C’est une réforme structurelle, attendue depuis un demi-siècle. La commission des Finances et du Budget de l’Assemblée des représentants du peuple a achevé l’examen du projet de Code des changes, présenté par le ministère des Finances. Ce texte, qui vise à abroger et remplacer la loi de 1976 et ses décrets d’application, ambitionne de moderniser en profondeur le cadre juridique des relations financières de la Tunisie avec l’étranger.
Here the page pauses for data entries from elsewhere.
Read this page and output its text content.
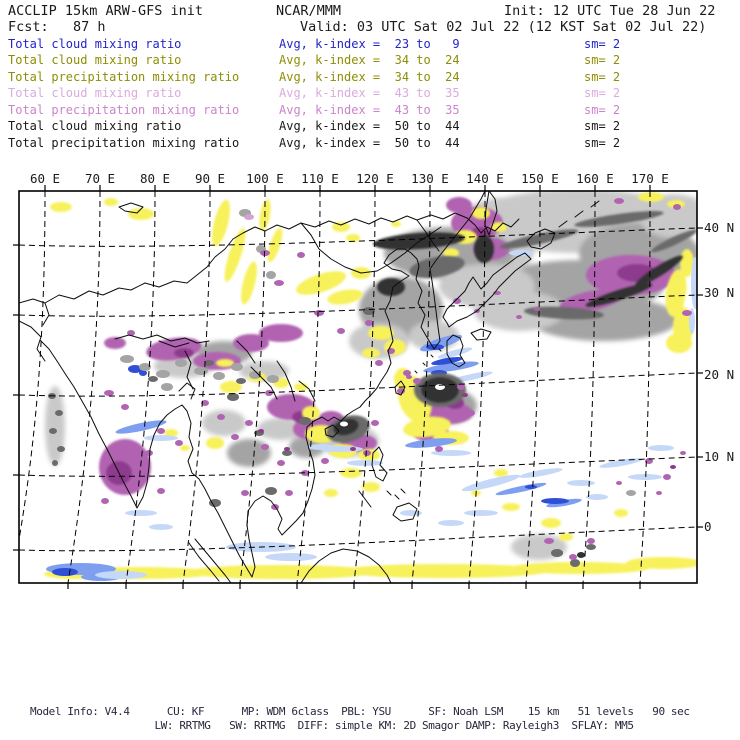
ACCLIP 15km ARW-GFS init	NCAR/MMM	Init: 12 UTC Tue 28 Jun 22
Fcst:   87 h	Valid: 03 UTC Sat 02 Jul 22 (12 KST Sat 02 Jul 22)
Total cloud mixing ratio	Avg, k-index =  23 to   9	sm= 2
Total cloud mixing ratio	Avg, k-index =  34 to  24	sm= 2
Total precipitation mixing ratio	Avg, k-index =  34 to  24	sm= 2
Total cloud mixing ratio	Avg, k-index =  43 to  35	sm= 2
Total precipitation mixing ratio	Avg, k-index =  43 to  35	sm= 2
Total cloud mixing ratio	Avg, k-index =  50 to  44	sm= 2
Total precipitation mixing ratio	Avg, k-index =  50 to  44	sm= 2
60 E 70 E 80 E 90 E 100 E 110 E 120 E 130 E 140 E 150 E 160 E 170 E
40 N
30 N
20 N
10 N
0
Model Info: V4.4      CU: KF      MP: WDM 6class  PBL: YSU      SF: Noah LSM    15 km   51 levels   90 sec
LW: RRTMG   SW: RRTMG  DIFF: simple KM: 2D Smagor DAMP: Rayleigh3  SFLAY: MM5
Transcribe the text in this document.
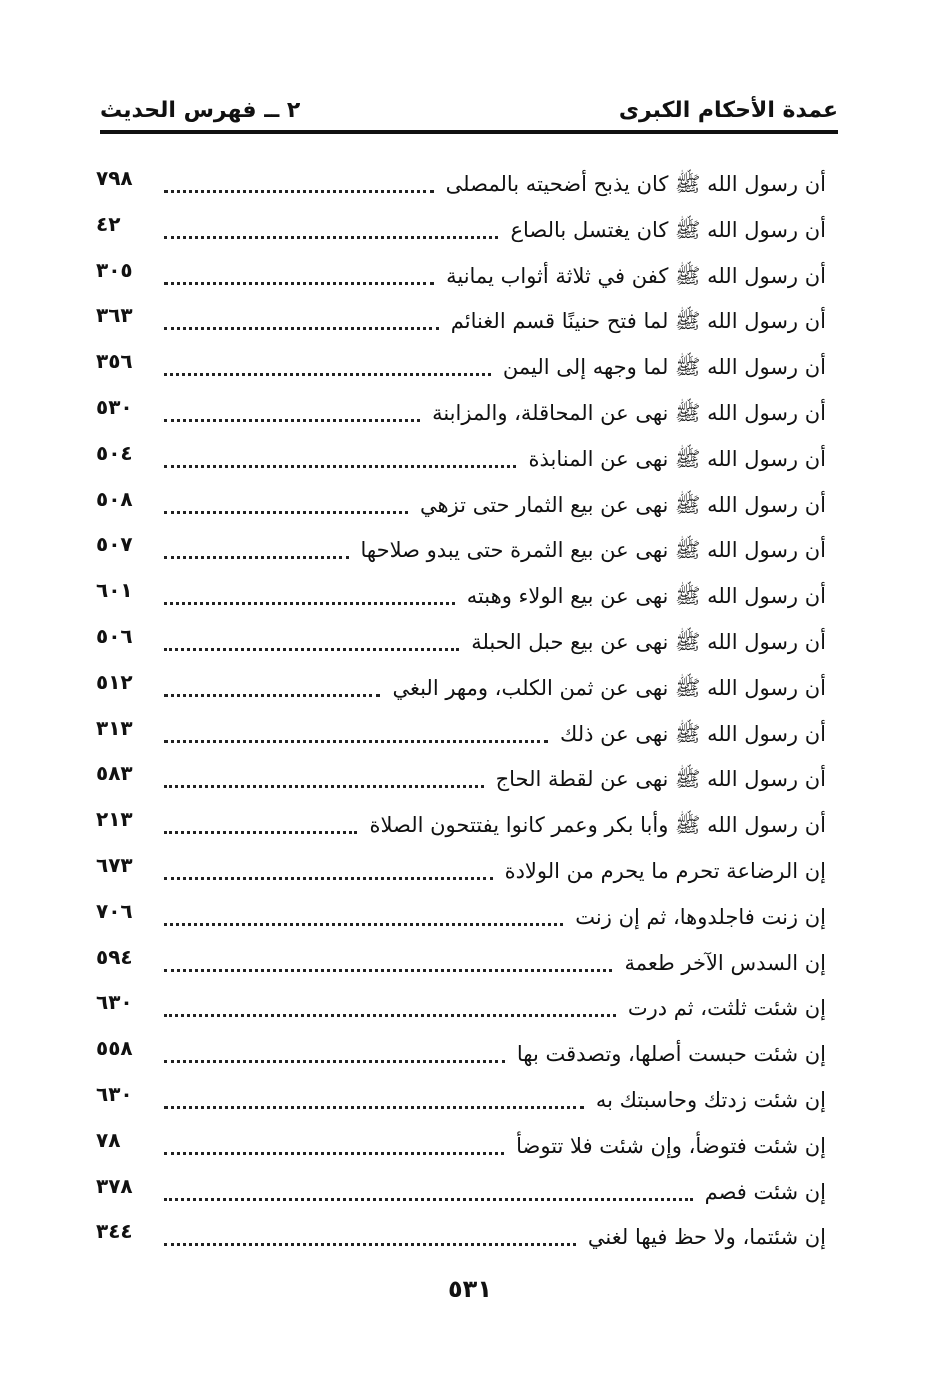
عمدة الأحكام الكبرى
٢ ــ فهرس الحديث
أن رسول الله ﷺ كان يذبح أضحيته بالمصلى
٧٩٨
أن رسول الله ﷺ كان يغتسل بالصاع
٤٢
أن رسول الله ﷺ كفن في ثلاثة أثواب يمانية
٣٠٥
أن رسول الله ﷺ لما فتح حنينًا قسم الغنائم
٣٦٣
أن رسول الله ﷺ لما وجهه إلى اليمن
٣٥٦
أن رسول الله ﷺ نهى عن المحاقلة، والمزابنة
٥٣٠
أن رسول الله ﷺ نهى عن المنابذة
٥٠٤
أن رسول الله ﷺ نهى عن بيع الثمار حتى تزهي
٥٠٨
أن رسول الله ﷺ نهى عن بيع الثمرة حتى يبدو صلاحها
٥٠٧
أن رسول الله ﷺ نهى عن بيع الولاء وهبته
٦٠١
أن رسول الله ﷺ نهى عن بيع حبل الحبلة
٥٠٦
أن رسول الله ﷺ نهى عن ثمن الكلب، ومهر البغي
٥١٢
أن رسول الله ﷺ نهى عن ذلك
٣١٣
أن رسول الله ﷺ نهى عن لقطة الحاج
٥٨٣
أن رسول الله ﷺ وأبا بكر وعمر كانوا يفتتحون الصلاة
٢١٣
إن الرضاعة تحرم ما يحرم من الولادة
٦٧٣
إن زنت فاجلدوها، ثم إن زنت
٧٠٦
إن السدس الآخر طعمة
٥٩٤
إن شئت ثلثت، ثم درت
٦٣٠
إن شئت حبست أصلها، وتصدقت بها
٥٥٨
إن شئت زدتك وحاسبتك به
٦٣٠
إن شئت فتوضأ، وإن شئت فلا تتوضأ
٧٨
إن شئت فصم
٣٧٨
إن شئتما، ولا حظ فيها لغني
٣٤٤
٥٣١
Après des décennies d’ajustements partiels, le projet de loi propose une véritable refonte, articulée autour de plusieurs innovations majeures : une définition élargie des opérations de change, l’introduction de la notion d’actifs cryptographiés, la création d’établissements de change privés, un statut de « opérateur de change agréé » pour certaines entreprises, ainsi qu’un dispositif renforcé de déclaration et de rapatriement des avoirs détenus à l’étranger.
– Des définitions modernisées pour couvrir l’économie numérique
L’une des premières nouveautés du texte réside dans l’actualisation du vocabulaire juridique. Le projet intègre des définitions inédites dans la législation tunisienne, telles que les « actifs cryptographiés » – toute représentation numérique de valeurs ou de droits pouvant être échangés ou convertis numériquement –, les « moyens de paiement numériques » et les « plateformes et sociétés de paiement, d’échange et de commerce électronique international ».
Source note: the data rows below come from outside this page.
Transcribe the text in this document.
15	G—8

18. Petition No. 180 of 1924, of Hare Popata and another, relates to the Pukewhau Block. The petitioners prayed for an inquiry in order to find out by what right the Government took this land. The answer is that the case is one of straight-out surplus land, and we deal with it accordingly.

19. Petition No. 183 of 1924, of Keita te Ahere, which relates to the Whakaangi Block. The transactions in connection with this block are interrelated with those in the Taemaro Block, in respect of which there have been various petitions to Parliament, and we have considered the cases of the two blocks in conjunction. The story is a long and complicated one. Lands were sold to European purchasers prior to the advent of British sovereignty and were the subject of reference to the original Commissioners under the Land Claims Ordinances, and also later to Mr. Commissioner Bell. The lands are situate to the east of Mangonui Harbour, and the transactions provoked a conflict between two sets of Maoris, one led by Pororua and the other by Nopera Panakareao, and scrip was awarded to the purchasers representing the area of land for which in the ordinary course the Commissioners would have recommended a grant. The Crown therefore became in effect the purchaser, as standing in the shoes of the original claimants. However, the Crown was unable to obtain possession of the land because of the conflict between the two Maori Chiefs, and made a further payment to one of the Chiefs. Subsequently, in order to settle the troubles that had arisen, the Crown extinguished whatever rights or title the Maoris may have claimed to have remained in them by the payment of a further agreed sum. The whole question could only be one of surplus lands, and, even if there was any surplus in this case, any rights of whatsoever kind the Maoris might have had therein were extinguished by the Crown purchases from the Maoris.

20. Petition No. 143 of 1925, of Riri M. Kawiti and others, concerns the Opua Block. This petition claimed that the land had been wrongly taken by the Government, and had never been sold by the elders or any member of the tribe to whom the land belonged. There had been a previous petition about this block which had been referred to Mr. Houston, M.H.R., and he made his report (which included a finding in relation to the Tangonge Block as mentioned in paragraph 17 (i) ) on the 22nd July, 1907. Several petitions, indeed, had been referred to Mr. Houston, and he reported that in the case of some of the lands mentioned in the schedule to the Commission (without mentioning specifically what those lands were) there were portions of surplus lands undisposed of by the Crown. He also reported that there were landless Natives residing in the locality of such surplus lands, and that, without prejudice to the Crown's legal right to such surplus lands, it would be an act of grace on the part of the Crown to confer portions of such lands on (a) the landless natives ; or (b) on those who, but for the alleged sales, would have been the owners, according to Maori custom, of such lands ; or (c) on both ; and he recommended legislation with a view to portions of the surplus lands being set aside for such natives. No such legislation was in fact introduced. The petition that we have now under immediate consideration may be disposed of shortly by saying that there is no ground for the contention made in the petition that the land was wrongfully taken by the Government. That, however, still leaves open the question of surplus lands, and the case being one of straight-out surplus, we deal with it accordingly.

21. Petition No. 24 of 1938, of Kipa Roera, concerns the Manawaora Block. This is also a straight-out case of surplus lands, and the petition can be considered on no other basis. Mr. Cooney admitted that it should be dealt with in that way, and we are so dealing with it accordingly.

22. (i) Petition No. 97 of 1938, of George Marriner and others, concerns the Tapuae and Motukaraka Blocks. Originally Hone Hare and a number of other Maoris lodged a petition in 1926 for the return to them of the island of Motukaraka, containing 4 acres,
Le code distingue désormais clairement entre les « opérations courantes » (importations, exportations, revenus du capital et du travail) et les « opérations en capital et opérations financières » (investissements directs, investissements de portefeuille, acquisitions immobilières, prêts). Cette clarification a pour objectif de lever les incertitudes juridiques qui pénalisaient jusqu’ici les opérateurs économiques.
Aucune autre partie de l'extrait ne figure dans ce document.